Colin Goddard 21, lays in his hospital room at Carilion New River Valley Medical Center in Christiansburg, VA, a few miles from Virginia Tech.  Sean Dougherty, USA TODAY 
So now, with the reality check duly absorbed, it's on to the hard questions:
  1. What to do about guns in this country? What does our Constitution allow us to do? Nothing? Something? If so, what? 
  2. Are college campuses different legal animals when it comes to gun control? 
  3. If arming students on campus is about personal safety, does this mean the campus police are incompetent? 
  4. Whenever we consider college students, like it or not we have to consider college students out of control on alcohol and drugs. Is it possible to allow guns on campus and keep them in the hands of rational people only?
You got any answers?

1 comment:

  1. My father in law lives in NC. He is elderly and shakes when he walks. He's also a gun owner and carries a loaded pistol everywhere (concealed in a holster under his jacket.) To obtain the license, he had to prove he could shoot the gun. He went to a shooting range and the instructor told him to aim and fire. He was able to pull the trigger but not able to aim at all. His hand shook wildly and he has no idea where the bullet went. They gave him a license.
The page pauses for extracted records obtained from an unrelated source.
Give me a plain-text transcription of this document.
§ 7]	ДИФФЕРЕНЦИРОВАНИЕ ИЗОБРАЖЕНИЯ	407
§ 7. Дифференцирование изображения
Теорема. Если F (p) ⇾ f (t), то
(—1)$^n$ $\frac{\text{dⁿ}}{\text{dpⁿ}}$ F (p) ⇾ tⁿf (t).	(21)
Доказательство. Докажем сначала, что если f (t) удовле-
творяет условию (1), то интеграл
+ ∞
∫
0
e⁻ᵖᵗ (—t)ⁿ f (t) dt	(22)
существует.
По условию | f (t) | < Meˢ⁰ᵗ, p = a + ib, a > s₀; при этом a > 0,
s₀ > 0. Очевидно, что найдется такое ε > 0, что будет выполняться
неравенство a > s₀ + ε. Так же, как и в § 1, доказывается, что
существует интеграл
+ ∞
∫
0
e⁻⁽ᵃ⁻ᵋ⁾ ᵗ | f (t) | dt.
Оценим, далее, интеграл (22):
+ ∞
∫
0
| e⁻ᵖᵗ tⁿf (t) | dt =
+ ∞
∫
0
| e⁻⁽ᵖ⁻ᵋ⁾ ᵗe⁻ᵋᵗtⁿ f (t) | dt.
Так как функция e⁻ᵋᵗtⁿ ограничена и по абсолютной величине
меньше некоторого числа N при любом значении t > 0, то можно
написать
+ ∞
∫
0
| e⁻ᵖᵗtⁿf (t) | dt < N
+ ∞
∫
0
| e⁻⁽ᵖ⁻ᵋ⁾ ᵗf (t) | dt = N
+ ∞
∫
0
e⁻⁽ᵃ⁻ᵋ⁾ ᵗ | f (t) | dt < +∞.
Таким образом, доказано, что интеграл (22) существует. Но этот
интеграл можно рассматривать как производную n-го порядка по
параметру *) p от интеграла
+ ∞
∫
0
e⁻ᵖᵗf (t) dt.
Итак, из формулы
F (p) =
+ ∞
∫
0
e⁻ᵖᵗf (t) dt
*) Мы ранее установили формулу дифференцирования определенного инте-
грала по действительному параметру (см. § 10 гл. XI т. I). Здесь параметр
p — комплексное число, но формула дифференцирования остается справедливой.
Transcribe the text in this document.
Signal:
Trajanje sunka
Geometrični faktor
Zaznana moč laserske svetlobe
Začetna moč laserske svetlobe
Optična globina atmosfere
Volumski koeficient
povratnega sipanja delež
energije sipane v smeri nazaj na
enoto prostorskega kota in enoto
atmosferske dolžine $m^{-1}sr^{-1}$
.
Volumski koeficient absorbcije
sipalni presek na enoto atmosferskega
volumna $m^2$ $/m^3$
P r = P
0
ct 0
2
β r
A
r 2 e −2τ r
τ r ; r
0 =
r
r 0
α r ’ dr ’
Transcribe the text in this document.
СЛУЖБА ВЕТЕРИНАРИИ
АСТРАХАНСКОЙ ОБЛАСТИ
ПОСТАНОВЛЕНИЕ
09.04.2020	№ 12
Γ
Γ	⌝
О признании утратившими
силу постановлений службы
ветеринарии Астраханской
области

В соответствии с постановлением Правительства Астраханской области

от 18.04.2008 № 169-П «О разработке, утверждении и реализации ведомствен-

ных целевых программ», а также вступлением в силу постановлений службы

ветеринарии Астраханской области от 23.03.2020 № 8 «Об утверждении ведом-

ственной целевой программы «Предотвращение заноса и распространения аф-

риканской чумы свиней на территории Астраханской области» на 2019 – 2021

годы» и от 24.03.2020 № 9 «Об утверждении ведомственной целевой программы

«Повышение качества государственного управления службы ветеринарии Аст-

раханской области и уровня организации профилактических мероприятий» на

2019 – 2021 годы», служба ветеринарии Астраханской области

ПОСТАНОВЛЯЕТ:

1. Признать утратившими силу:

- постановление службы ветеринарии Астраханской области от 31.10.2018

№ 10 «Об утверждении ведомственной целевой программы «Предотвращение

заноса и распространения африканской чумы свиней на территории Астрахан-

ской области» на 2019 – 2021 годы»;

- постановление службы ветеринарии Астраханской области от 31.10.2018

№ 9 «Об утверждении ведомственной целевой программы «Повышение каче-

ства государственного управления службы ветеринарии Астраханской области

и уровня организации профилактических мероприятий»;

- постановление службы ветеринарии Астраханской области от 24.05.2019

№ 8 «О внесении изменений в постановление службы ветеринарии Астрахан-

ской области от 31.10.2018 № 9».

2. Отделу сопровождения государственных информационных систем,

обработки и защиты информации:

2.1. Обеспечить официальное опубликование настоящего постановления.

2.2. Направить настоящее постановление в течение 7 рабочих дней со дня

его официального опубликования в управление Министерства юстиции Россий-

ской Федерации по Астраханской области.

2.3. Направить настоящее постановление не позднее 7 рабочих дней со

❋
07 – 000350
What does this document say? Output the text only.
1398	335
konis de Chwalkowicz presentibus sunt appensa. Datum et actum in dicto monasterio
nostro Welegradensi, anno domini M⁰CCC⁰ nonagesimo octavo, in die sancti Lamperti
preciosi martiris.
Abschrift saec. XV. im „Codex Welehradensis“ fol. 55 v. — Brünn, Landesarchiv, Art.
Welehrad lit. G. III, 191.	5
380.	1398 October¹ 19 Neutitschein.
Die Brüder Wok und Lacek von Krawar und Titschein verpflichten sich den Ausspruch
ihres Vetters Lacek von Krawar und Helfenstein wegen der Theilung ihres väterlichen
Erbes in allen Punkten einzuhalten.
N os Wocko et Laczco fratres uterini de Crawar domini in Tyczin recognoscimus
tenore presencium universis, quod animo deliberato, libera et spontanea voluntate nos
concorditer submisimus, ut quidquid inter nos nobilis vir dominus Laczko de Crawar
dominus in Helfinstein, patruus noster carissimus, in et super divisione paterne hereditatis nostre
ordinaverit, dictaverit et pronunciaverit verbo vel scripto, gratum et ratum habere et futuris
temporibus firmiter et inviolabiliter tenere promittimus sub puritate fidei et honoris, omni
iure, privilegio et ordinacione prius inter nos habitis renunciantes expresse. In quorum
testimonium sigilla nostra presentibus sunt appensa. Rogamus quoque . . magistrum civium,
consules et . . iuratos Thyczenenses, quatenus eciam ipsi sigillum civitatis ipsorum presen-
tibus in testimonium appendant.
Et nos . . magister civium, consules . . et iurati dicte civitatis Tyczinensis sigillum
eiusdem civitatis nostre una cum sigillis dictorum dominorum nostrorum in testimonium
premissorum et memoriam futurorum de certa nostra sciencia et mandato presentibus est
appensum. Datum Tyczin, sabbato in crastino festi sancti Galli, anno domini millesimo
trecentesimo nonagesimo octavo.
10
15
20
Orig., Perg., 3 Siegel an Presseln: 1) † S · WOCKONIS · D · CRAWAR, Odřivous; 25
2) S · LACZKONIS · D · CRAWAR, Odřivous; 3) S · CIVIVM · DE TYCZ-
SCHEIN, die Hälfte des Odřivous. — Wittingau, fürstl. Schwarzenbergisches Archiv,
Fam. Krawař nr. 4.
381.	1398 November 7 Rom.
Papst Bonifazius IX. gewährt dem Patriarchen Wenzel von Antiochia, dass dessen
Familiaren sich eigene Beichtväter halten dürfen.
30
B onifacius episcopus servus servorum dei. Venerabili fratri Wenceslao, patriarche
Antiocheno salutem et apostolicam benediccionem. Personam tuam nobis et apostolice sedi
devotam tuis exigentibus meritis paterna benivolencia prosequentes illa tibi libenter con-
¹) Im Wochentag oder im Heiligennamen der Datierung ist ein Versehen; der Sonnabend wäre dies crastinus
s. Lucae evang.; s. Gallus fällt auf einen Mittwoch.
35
    Now he wants to attend my son's High School graduation at a public high school in Albemarle County. He intends to bring his gun. I am at wit's end as to what to do about this. Oh, and did I mention he is a racist with a hot temper and currently on anti depressants??? Yes, indeed. What a lovely combination for a LICENSED gun owner!

    If this is the picture of someone legally carrying a gun, I can't imagine someone illegally carrying a gun!!!